First, a manufacturer has an obligation to exercise reasonable care in designing its product, and this duty extends to damages which might be reasonably foreseeable. Second, the plaintiff must show that the sort of injury suffered was a foreseeable consequence of the design alternative. The manufacturer just isn’t required to estimate the precise injury to the plaintiff, but the final category of harm have to be throughout the range that an affordable designer would expect.

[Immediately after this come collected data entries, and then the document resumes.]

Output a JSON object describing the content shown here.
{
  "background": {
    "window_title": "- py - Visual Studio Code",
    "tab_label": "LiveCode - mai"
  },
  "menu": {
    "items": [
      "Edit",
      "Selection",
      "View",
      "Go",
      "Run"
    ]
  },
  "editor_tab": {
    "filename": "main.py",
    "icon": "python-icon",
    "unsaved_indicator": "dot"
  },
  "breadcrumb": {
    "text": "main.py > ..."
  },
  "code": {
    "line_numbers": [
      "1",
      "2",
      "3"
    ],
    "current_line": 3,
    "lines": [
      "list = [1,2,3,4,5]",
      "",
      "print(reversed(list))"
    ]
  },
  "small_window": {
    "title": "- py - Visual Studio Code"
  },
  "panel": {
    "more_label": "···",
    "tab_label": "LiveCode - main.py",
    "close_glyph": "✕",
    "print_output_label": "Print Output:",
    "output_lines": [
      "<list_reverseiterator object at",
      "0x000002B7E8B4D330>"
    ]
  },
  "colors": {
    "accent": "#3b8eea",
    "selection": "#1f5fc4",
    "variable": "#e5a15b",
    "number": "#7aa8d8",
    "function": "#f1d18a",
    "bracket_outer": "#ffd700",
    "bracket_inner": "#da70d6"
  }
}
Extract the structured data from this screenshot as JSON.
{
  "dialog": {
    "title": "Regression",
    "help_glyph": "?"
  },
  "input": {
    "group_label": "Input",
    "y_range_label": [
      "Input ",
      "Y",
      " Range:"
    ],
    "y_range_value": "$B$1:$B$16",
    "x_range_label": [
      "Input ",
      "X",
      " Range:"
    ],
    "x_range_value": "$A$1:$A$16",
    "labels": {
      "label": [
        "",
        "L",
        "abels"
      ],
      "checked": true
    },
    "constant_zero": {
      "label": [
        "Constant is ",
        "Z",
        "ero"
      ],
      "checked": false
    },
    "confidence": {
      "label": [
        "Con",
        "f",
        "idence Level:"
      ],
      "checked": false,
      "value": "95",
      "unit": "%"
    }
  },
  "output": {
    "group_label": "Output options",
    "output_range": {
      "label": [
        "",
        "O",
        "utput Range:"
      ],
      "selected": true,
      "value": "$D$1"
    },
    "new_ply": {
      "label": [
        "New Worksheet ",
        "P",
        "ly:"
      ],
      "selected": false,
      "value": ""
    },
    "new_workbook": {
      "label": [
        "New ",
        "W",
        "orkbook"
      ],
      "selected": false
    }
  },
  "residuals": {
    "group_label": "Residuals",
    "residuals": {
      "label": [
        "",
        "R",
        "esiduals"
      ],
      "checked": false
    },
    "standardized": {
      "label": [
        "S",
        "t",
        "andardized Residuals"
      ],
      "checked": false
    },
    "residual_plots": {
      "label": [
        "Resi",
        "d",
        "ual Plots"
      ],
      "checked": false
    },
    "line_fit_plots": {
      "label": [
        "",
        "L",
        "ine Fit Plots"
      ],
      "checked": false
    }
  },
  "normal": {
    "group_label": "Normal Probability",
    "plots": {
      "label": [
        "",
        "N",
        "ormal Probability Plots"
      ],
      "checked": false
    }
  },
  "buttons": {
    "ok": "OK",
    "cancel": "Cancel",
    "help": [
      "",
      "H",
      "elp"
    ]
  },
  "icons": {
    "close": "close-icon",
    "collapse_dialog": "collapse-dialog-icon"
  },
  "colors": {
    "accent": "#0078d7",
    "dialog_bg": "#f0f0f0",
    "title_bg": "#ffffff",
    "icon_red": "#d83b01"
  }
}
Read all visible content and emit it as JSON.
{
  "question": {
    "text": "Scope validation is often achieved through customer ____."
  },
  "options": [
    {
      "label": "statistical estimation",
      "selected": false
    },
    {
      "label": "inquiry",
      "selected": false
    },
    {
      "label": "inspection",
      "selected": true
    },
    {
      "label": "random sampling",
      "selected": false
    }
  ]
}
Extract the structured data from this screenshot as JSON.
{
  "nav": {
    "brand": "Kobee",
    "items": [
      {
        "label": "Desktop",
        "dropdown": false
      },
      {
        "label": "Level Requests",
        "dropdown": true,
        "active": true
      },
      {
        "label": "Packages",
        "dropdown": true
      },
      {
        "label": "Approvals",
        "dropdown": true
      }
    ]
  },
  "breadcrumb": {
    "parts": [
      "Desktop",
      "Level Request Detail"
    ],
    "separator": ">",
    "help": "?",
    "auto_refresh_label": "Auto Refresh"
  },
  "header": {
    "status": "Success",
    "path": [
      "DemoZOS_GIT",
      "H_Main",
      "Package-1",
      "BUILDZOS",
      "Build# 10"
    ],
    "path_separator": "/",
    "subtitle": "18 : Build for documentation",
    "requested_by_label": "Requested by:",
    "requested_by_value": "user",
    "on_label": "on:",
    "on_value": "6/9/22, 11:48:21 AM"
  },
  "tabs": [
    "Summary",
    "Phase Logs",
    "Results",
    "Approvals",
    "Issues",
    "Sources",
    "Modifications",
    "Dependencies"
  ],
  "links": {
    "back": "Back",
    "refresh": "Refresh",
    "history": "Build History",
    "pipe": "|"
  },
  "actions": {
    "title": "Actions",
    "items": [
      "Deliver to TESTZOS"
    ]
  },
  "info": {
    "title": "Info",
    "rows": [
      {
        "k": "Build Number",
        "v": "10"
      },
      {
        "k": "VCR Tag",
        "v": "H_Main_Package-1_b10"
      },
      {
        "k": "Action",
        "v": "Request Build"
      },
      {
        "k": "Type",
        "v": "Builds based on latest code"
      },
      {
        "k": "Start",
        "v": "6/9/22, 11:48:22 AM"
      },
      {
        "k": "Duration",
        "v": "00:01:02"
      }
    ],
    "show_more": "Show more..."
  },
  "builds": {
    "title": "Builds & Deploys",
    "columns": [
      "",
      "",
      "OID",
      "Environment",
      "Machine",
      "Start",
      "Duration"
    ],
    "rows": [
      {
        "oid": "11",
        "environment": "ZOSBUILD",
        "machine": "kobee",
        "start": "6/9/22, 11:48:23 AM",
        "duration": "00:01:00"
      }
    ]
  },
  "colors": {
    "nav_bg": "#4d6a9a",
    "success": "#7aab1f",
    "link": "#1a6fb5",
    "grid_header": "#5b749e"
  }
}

This is why the Facebook Papers and internal meta-research are legally so necessary within the KGM case: they go directly to ascertain that the corporate’s own researchers have identified the precise categories of harm — depression, body dysmorphia, patterns of coercive use amongst teenage girls — that the plaintiffs allege they suffered. If the corporate’s own data flagged these risks and leadership continued at the identical design pace, that will strengthen the forecast factor considerably.

Why it matters

Even if the science is unsettled, the legal and policy landscape is changing rapidly. In 2025 alone, 20 US states enacted the brand new law. Laws governing children’s use of social media. And this wave just isn’t only in America. Countries corresponding to the UK, Australia, Denmark, France and Brazil are also moving forward with specific laws, including bans on social media for under-16s.

The KGM trial represents something more fundamental: the proposition that algorithmic design decisions are product decisions, with real responsibilities for safety and accountability. If this framework catches on, each platform might want to rethink not only what content is displayed, but why and the way it’s delivered.